1.      The authors showed the synthesis of fluorosulfate derivatives of 1,4-naphthoquinones using the SuFEx reaction. Although the reaction is reported in the literature, the authors showed that silicon ether compounds are the best substrate for the SuFEx reaction. A similar reaction is reported in the literature with phenol substrate with excellent yields. What is the reason for the low yields for the SuFEX reaction of 1,4-naphthoquinones?

2.       The authors showed that silicon ether substrate gave up to 95% yields in the SuFEx reaction. The authors are asked to provide a plausible reaction mechanism and some mechanistic study of why the phenol substrate provided lower yields.

3.      Authors discussed the predicted pharmacokinetics and other ADMET properties of 1,4-naphthoquinones. Can some real ADMET properties and pharmacokinetics of a few potent compounds be provided to show the drug-likeness of the compounds?

 

4.      In the experimental section, there is no mention of MHz in ¹H NMR. Please provide. In the ¹³NMR, it is mentioned that 400 MHz. Is it performed on a 1600 MHz machine? Please correct it. NMRs are not written properly. The format is not correct. Please check it.

Author Response

Comment 1: The authors showed the synthesis of fluorosulfate derivatives of 1,4-naphthoquinones using the SuFEx reaction. Although the reaction is reported in the literature, the authors showed that silicon ether compounds are the best substrate for the SuFEx reaction. A similar reaction is reported in the literature with phenol substrate with excellent yields. What is the reason for the low yields for the SuFEX reaction of 1,4-naphthoquinones?

Response 1: The authors thank the reviewer for this important question. We addressed it in the manuscript: “Such yields are not typical for SuFEx reaction and can be attributed to peculiarities of the naphthoquinone moiety, e.g. to the tendency of naphthoquinones to form stable tautomers [36].” Also, regarding the higher yields obtained with the silyl derivatives we wrote: “The reason for this may be the formation of the strong silicon-fluorine bond during the reaction (the Si-F bond dissociation energy is 135 kcal/mol [37]), which easily leads to the formation of the target products.”  But, of course, these hypotheses require a more in-depth study using theoretical calculations and some experiments, which we have planned for the future.
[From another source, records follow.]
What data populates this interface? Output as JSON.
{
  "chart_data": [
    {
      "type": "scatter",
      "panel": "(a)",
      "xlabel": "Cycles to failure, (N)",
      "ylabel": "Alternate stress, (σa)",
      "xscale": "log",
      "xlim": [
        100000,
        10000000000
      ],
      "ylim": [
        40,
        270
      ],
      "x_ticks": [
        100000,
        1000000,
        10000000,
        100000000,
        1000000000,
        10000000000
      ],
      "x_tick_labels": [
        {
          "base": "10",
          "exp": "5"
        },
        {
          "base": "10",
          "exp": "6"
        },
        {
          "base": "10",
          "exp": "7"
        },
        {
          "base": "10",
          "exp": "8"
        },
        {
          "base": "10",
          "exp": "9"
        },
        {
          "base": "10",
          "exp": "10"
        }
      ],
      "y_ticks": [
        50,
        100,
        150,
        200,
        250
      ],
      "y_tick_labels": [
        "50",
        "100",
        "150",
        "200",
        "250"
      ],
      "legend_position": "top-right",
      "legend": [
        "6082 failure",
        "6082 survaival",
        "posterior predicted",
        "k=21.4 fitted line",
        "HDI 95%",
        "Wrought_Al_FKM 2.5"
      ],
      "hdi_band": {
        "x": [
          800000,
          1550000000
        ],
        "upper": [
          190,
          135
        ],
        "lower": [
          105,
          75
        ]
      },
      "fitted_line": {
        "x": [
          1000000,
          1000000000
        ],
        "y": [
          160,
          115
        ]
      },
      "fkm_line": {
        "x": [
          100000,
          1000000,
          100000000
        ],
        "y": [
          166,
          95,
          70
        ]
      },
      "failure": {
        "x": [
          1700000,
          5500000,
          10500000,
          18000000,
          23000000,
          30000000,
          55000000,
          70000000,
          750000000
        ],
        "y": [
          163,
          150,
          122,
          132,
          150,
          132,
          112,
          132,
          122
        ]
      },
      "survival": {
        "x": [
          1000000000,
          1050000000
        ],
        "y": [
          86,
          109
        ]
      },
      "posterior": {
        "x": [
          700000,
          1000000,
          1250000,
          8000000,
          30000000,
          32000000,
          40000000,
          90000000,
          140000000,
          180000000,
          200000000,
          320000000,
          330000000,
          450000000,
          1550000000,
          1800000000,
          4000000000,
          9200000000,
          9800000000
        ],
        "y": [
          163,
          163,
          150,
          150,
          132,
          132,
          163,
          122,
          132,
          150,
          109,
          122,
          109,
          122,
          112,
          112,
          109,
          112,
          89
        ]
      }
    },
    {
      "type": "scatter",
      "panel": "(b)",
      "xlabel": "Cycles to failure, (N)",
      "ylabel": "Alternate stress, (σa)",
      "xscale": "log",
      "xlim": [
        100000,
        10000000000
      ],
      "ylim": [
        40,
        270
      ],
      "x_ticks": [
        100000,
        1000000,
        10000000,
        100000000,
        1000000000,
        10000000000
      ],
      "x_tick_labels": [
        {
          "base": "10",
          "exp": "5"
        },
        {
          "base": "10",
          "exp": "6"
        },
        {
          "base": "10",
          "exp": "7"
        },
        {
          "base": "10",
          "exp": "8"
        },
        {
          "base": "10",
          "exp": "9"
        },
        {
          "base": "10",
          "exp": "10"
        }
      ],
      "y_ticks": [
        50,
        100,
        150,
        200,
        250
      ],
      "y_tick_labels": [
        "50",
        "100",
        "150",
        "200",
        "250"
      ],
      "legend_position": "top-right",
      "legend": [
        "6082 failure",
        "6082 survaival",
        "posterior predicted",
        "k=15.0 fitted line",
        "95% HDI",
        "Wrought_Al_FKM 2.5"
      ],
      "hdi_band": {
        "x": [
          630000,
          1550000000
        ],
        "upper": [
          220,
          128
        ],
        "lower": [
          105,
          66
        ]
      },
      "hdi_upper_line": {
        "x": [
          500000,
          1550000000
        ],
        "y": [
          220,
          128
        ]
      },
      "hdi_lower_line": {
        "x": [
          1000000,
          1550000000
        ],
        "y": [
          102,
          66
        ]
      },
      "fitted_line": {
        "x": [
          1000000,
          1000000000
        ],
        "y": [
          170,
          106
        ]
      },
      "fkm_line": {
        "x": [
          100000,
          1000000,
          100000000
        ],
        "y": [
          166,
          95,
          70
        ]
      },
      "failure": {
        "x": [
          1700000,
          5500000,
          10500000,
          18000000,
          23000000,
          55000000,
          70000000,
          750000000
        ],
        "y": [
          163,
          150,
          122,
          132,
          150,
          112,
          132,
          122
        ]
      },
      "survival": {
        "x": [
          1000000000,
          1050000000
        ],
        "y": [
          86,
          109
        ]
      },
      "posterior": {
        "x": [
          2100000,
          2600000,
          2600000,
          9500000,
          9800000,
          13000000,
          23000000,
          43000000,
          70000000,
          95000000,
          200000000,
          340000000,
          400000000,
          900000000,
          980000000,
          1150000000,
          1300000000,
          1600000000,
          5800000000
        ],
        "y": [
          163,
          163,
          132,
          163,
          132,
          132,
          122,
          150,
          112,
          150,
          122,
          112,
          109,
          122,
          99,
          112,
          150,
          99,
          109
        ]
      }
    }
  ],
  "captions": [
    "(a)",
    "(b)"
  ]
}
Comment 2: The authors showed that silicon ether substrate gave up to 95% yields in the SuFEx reaction. The authors are asked to provide a plausible reaction mechanism and some mechanistic study of why the phenol substrate provided lower yields.

Response 2: The authors thank the reviewer for this important remark. Such high yields could be due to the formation of the strong silicon-fluorine bond during the reaction. However, the investigation of reaction mechanism requires a lot of time and resources and is beyond the scope of this manuscript.

Comment 3: Authors discussed the predicted pharmacokinetics and other ADMET properties of 1,4-naphthoquinones. Can some real ADMET properties and pharmacokinetics of a few potent compounds be provided to show the drug-likeness of the compounds?

Response 3: The experimental study of pharmacokinetics and ADMET properties, including the toxicological experiments in mice, will be undertaken and published in a separate paper.

Comment 4: In the experimental section, there is no mention of MHz in 1H NMR. Please provide. In the 13NMR, it is mentioned that 400 MHz. Is it performed on a 1600 MHz machine? Please correct it. NMRs are not written properly. The format is not correct. Please check it.

Response 4: The authors thank the reviewer for this important correction. The NMR operation frequencies in MHz are given in section 3.1. Reagents and Equipment: “The 1H and 13C NMR spectra were recorded on a Bruker AVANCE III HD instrument (operating frequencies: 1H - 400 MHz; 13C - 100 MHz).” According to the reviewer’s recommendation, we have checked and made necessary corrections of the NMR description format in the revised version of the manuscript.